The primaryID is the HTTP context ID specified in the first extension point above. It is also used in the specification of the second and third extension points. The secondaryID allows mapping your content via different servlets (see later). In the simplest example (where all content is coming from the same archive), you will have only one servlet specified in the third extension point. The last identification string is specified on the second extension point – it is the other.info filter on the service selector. This string must be the same as the one set during the initialization of Jetty server (see below).

Your MANIFEST.MF will need two changes. The first one is the Import-Packages section and should have the following entries:

  • javax.servlet
  • javax.servlet.http
  • org.osgi.service.http

The second one is in the Require-Bundle section and should have the following entries:

  • org.eclipse.equinox.http.jetty
  • org.eclipse.equinox.http.servlet
  • org.eclipse.equinox.http.registry

These sections will make sure that you will be able to use the relevant classes in your custom Jetty server and servlets.

The next step is the class that controls the lifecycle of the embedded Jetty server. This is the 127.0.0.1:12345 part in the URL above – it is a local HTTP server that is listening on port 12345. Since this specific port may be taken by another application, we are going to ask Jetty to auto select an available port. The complete implementation of the Jetty configurator can be found in the org.eclipse.help.internal.server.WebappServer class, and the main steps are:

  • Make sure that you’re running only one instance of the HTTP server (instead of creating a new instance for each HTTP request).
  • The http.port parameter should be set to 0 to allow Jetty to auto-select an available port.
  • The context.path parameter should be set to the HTTP context ID (primaryID in the example above).
  • The other.info parameter should be set to the same value as the service selector filter in the second extension point in the plugin.xml.
  • INFO / DEBUG messages of Jetty should be suppressed.
  • To check that Jetty has successfully started, get the org.eclipse.equinox.http.registry bundle and check that its state is RESOLVED.
  • To get the Jetty port (for creating the URLs), get the service reference for org.osgi.service.http.HttpService class and (other.info=yourServiceSelectorFilter) filter. Then, get the http.port property and cast it to Integer.
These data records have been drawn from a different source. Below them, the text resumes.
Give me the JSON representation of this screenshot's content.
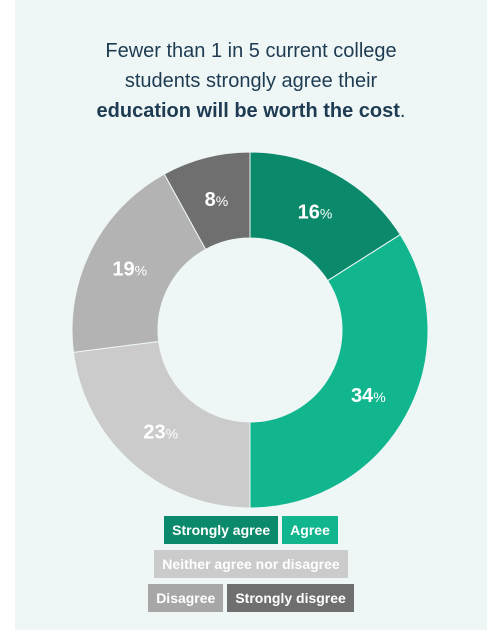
{
  "title": {
    "line1": "Fewer than 1 in 5 current college",
    "line2": "students strongly agree their",
    "line3_bold": "education will be worth the cost",
    "line3_end": "."
  },
  "chart_data": {
    "type": "pie",
    "donut": true,
    "unit": "%",
    "categories": [
      "Strongly agree",
      "Agree",
      "Neither agree nor disagree",
      "Disagree",
      "Strongly disgree"
    ],
    "values": [
      16,
      34,
      23,
      19,
      8
    ],
    "colors": [
      "#0a8a6a",
      "#12b68e",
      "#cbcbcb",
      "#b3b3b3",
      "#6f6f6f"
    ],
    "title": "",
    "legend_position": "bottom"
  },
  "legend": {
    "rows": [
      [
        {
          "label": "Strongly agree",
          "color": "#0a8a6a"
        },
        {
          "label": "Agree",
          "color": "#12b68e"
        }
      ],
      [
        {
          "label": "Neither agree nor disagree",
          "color": "#cbcbcb"
        }
      ],
      [
        {
          "label": "Disagree",
          "color": "#a7a7a7"
        },
        {
          "label": "Strongly disgree",
          "color": "#6f6f6f"
        }
      ]
    ]
  }
}
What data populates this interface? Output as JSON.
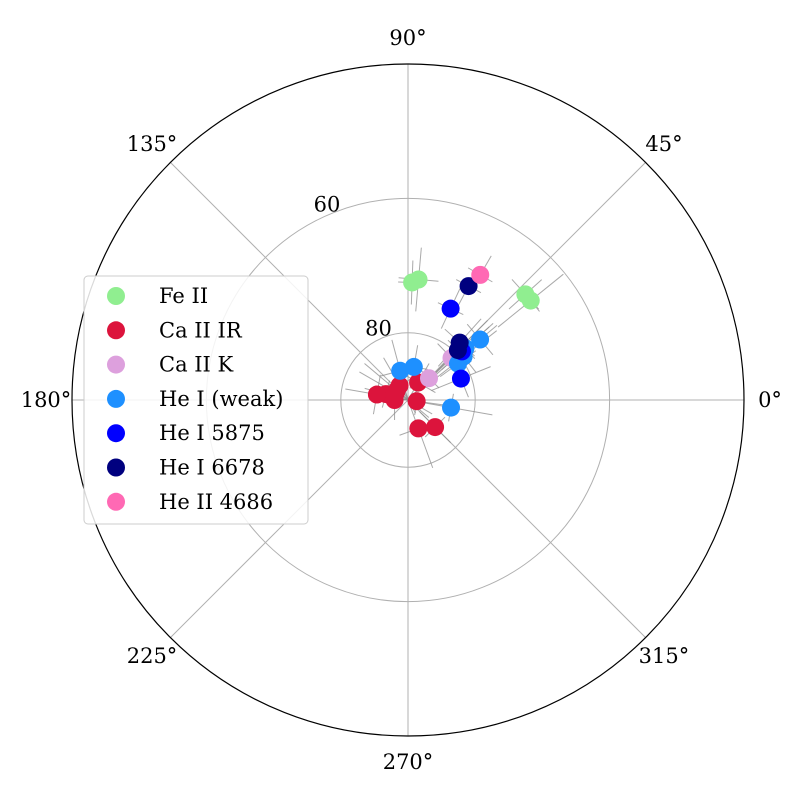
{
  "chart_data": {
    "type": "scatter",
    "projection": "polar",
    "theta_unit": "degrees",
    "radial_axis": "inclination (90 at center, decreasing outward)",
    "grid": true,
    "theta_ticks": [
      "0°",
      "45°",
      "90°",
      "135°",
      "180°",
      "225°",
      "270°",
      "315°"
    ],
    "r_ticks": [
      {
        "value": 80,
        "label": "80"
      },
      {
        "value": 60,
        "label": "60"
      }
    ],
    "rlim": [
      90,
      40
    ],
    "legend": {
      "placement": "left"
    },
    "series": [
      {
        "name": "Fe II",
        "color": "#90ee90",
        "points": [
          [
            88,
            72.5
          ],
          [
            85,
            72
          ],
          [
            39,
            66.5
          ],
          [
            42,
            66.5
          ]
        ]
      },
      {
        "name": "Ca II IR",
        "color": "#dc143c",
        "points": [
          [
            165,
            86.6
          ],
          [
            170,
            85.3
          ],
          [
            140,
            87.8
          ],
          [
            180,
            88.0
          ],
          [
            352,
            88.7
          ],
          [
            290,
            85.5
          ],
          [
            315,
            84.3
          ],
          [
            120,
            87.5
          ],
          [
            150,
            87.9
          ],
          [
            60,
            87.0
          ]
        ]
      },
      {
        "name": "Ca II K",
        "color": "#dda0dd",
        "points": [
          [
            46,
            85.5
          ],
          [
            44,
            81.0
          ]
        ]
      },
      {
        "name": "He I (weak)",
        "color": "#1e90ff",
        "points": [
          [
            80,
            85.0
          ],
          [
            105,
            85.5
          ],
          [
            350,
            83.5
          ],
          [
            40,
            76.0
          ],
          [
            42,
            78.5
          ],
          [
            38,
            79.5
          ],
          [
            36,
            80.8
          ]
        ]
      },
      {
        "name": "He I 5875",
        "color": "#0000ff",
        "points": [
          [
            65,
            75.0
          ],
          [
            22,
            81.5
          ],
          [
            42,
            79.2
          ]
        ]
      },
      {
        "name": "He I 6678",
        "color": "#00007f",
        "points": [
          [
            62,
            70.8
          ],
          [
            48,
            78.5
          ],
          [
            45,
            79.5
          ]
        ]
      },
      {
        "name": "He II 4686",
        "color": "#ff69b4",
        "points": [
          [
            60,
            68.5
          ]
        ]
      }
    ]
  },
  "legend_items": [
    {
      "label": "Fe II",
      "color": "#90ee90"
    },
    {
      "label": "Ca II IR",
      "color": "#dc143c"
    },
    {
      "label": "Ca II K",
      "color": "#dda0dd"
    },
    {
      "label": "He I (weak)",
      "color": "#1e90ff"
    },
    {
      "label": "He I 5875",
      "color": "#0000ff"
    },
    {
      "label": "He I 6678",
      "color": "#00007f"
    },
    {
      "label": "He II 4686",
      "color": "#ff69b4"
    }
  ]
}
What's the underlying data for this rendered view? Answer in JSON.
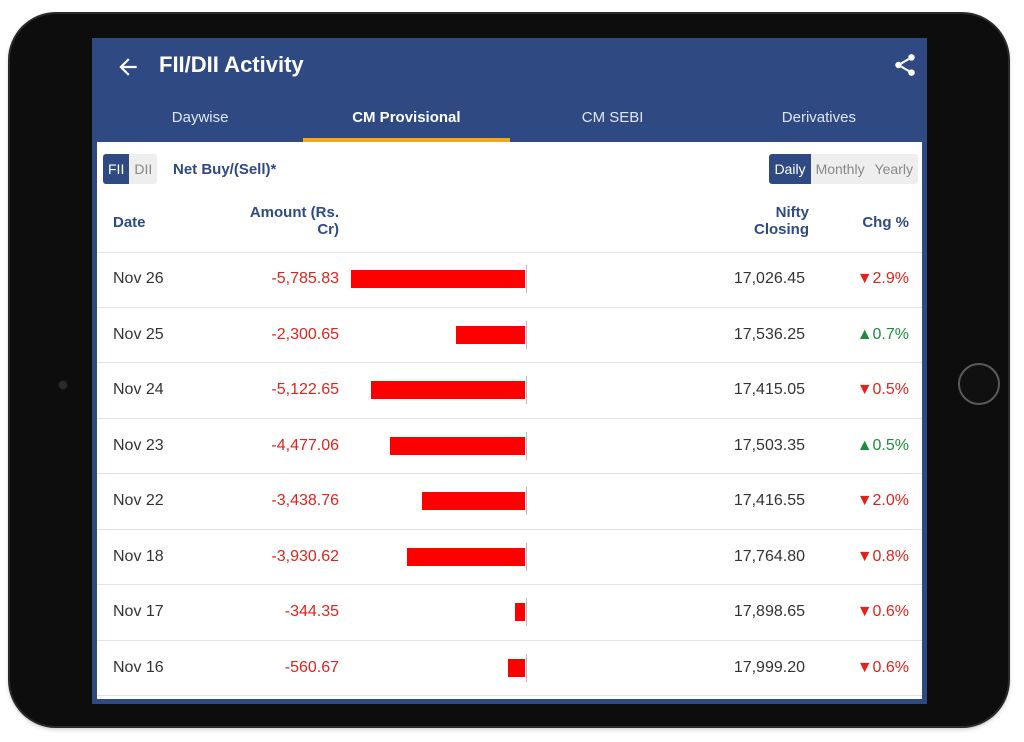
{
  "app": {
    "title": "FII/DII Activity"
  },
  "tabs": [
    {
      "label": "Daywise",
      "active": false
    },
    {
      "label": "CM Provisional",
      "active": true
    },
    {
      "label": "CM SEBI",
      "active": false
    },
    {
      "label": "Derivatives",
      "active": false
    }
  ],
  "filters": {
    "type_options": [
      "FII",
      "DII"
    ],
    "selected_type": "FII",
    "label": "Net Buy/(Sell)*",
    "period_options": [
      "Daily",
      "Monthly",
      "Yearly"
    ],
    "selected_period": "Daily"
  },
  "table": {
    "headers": {
      "date": "Date",
      "amount_line1": "Amount (Rs.",
      "amount_line2": "Cr)",
      "nifty_line1": "Nifty",
      "nifty_line2": "Closing",
      "chg": "Chg %"
    },
    "rows": [
      {
        "date": "Nov 26",
        "amount": "-5,785.83",
        "amount_value": -5785.83,
        "nifty": "17,026.45",
        "chg": "▼2.9%",
        "dir": "down"
      },
      {
        "date": "Nov 25",
        "amount": "-2,300.65",
        "amount_value": -2300.65,
        "nifty": "17,536.25",
        "chg": "▲0.7%",
        "dir": "up"
      },
      {
        "date": "Nov 24",
        "amount": "-5,122.65",
        "amount_value": -5122.65,
        "nifty": "17,415.05",
        "chg": "▼0.5%",
        "dir": "down"
      },
      {
        "date": "Nov 23",
        "amount": "-4,477.06",
        "amount_value": -4477.06,
        "nifty": "17,503.35",
        "chg": "▲0.5%",
        "dir": "up"
      },
      {
        "date": "Nov 22",
        "amount": "-3,438.76",
        "amount_value": -3438.76,
        "nifty": "17,416.55",
        "chg": "▼2.0%",
        "dir": "down"
      },
      {
        "date": "Nov 18",
        "amount": "-3,930.62",
        "amount_value": -3930.62,
        "nifty": "17,764.80",
        "chg": "▼0.8%",
        "dir": "down"
      },
      {
        "date": "Nov 17",
        "amount": "-344.35",
        "amount_value": -344.35,
        "nifty": "17,898.65",
        "chg": "▼0.6%",
        "dir": "down"
      },
      {
        "date": "Nov 16",
        "amount": "-560.67",
        "amount_value": -560.67,
        "nifty": "17,999.20",
        "chg": "▼0.6%",
        "dir": "down"
      }
    ]
  },
  "colors": {
    "header": "#2f4a82",
    "tab_indicator": "#f2a81d",
    "negative": "#e0231d",
    "positive": "#1f8a3b",
    "bar": "#ff0000"
  },
  "icons": {
    "back": "arrow-left-icon",
    "share": "share-icon"
  }
}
The next step is to create a custom servlet that will intercept the relevant HTTP requests and load the content from your archive. The complete (and very simple) example can be found in the org.eclipse.help.internal.webapp.servlet.ContentServlet class (registered with the third extension point above). In its init() method it creates a custom connector instance (more info below) and uses it in the doGet() and doPost() methods.

The last piece is the connector itself. It analyzes the incoming request, maps it to the corresponding resource and then transfers the resource contents to the response output stream. The beauty of this connector is that the content can come from anywhere. It can be a local file, a file in an archive, or it can be dynamically generated (corresponding to the requested resource, of course).

While EclipseConnector looks at a variety of sources to get the content and provides a custom error page implementation, the logic is very simple. In a simple example where all the content is coming from one archive, you create a URLClassLoader pointing to that jar (this should be done in the constructor to make the subsequent requests faster) and use the getResourceAsStream passing the trailing portion of the URL (stripping away the host, port, primary ID and secondary ID parts). If the returned InputStream is null, you can return a custom error page.

While the above may sound an overkill, it is quite useful and much more flexible than shipping a huge collection of separate files. With a custom HTTP server and a servlet you can control the contents of error page, fetch the content from multiple locations or even create the content dynamically from a database or another source.